When she was 16, she teamed up with a girlfriend from school and auditioned for Arthur Godfrey’s Talent Scouts show using the more exotic sounding name of Diahann Carroll. She alone was invited to appear and won the contest. She subsequently performed on the daily radio show for three weeks. In her late teens, she began focusing on a nightclub career and it was here that she began formulating a chic, glamorous image. Another TV talent show appearance earned her a week’s engagement at the Latin Quarter.
Broadway roles for black singers were rare but at age nineteen, Diahann was cast in the Harold Arlen/Truman Capote musical “House of Flowers”. Starring the indomitable Pearl Bailey, Diahann held her own quite nicely in the ingénue role. While the show itself was poorly received, the score was heralded and Diahann managed to introduce two song standards, “A Sleepin’ Bee” and “I Never Has Seen Snow”, both later recorded by Barbra Streisand.
In 1954 she and Ms. Bailey supported a riveting Dorothy Dandridge as femme fatale Carmen Jones (1954) in an all-black, updated movie version of the Georges Bizet opera “Carmen.” Diahann later supported Ms. Dandridge again in Otto Preminger’s cinematic retelling of Porgy and Bess (1959). During this time she also grew into a singing personality on TV while visiting such late-nite hosts as Jack Paar and Steve Allen and performing.

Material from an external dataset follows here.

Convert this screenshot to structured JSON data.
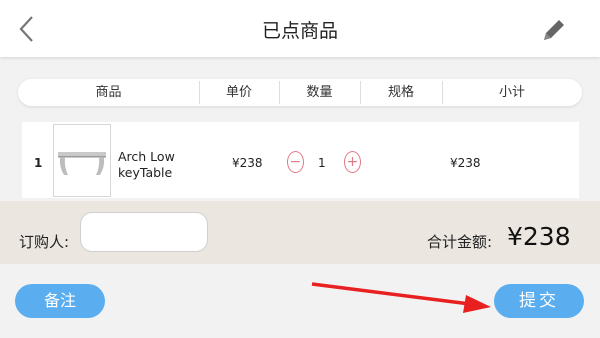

Unable to break through into the top ranks in film (she appeared in a secondary role once again in Paris Blues (1961), a Paul Newman/Joanne Woodward vehicle), Diahann returned to Broadway. She was rewarded with a Tony Award for her exceptional performance as a fashion model in the 1962 musical “No Strings,” a bold, interracial love story that co-starred Richard Kiley. Richard Rodgers, whose first musical this was after the death of partner Oscar Hammerstein, wrote the part specifically for Diahann, which included her lovely rendition of the song standard “The Sweetest Sounds.” By this time she had already begun to record albums (“Diahann Carroll Sings Harold Arlen” (1957), “Diahann Carroll and Andre Previn” (1960), “The Fabulous Diahann Carroll” (1962). Nightclub entertaining filled up a bulk of her time during the early-to-mid 1960s, along with TV guest appearances on Carol Burnett, Judy Garland, Andy Williams, Dean Martin and Danny Kaye’s musical variety shows.
Little did Diahann know that in the late 1960s she would break a major ethnic barrier on the small screen. Though it was nearly impossible to suppress the natural glamour and sophistication of Diahann, she touchingly portrayed an ordinary nurse and widow struggling to raise a small son in the series Julia (1968). Despite other Black American actresses starring in a TV series (i.e., Hattie McDaniel in “Beulah”), Diahann became the first full-fledged African-American female “star” — top billed, in which the show centered around her lead character. The show gradually rose in ratings and Diahann won a Golden Globe award for “Best Newcomer” and an Emmy nomination. The show lasted only two seasons, at her request.
A renewed interest in film led Diahann to the dressed-down title role of Claudine (1974), as a Harlem woman raising six children on her own. She was nominated for an Oscar in 1975, but her acting career would become more and more erratic after this period. She did return, however, to the stage with productions of “Same Time, Next Year” and “Agnes of God”. While much ado was made about her return to series work as a fashionplate nemesis to Joan Collins’ ultra-vixen character on the glitzy primetime soap Dynasty (1981), it became much about nothing as the juicy pairing failed to ignite. Diahann’s character was also a part of the short-lived “Dynasty” spin-off The Colbys (1985).
Throughout the late 1980s and early 90s she toured with her fourth husband, singer Vic Damone, with occasional acting appearances to fill in the gaps. Some of her finest work came with TV-movies, notably her century-old Sadie Delany in Having Our Say: The Delany Sisters’ First 100 Years (1999) and as troubled singer Natalie Cole’s mother in Livin’ for Love: The Natalie Cole Story (2000). She also portrayed silent screen diva Norma Desmond in the musical version of “Sunset Blvd.” and toured America performing classic Broadway standards in the concert show “Almost Like Being in Love: The Lerner and Loewe Songbook.” She then had recurring roles on Grey’s Anatomy (2005) and White Collar (2009).
Diahann Carroll died on October 4, 2019, in Los Angeles, California.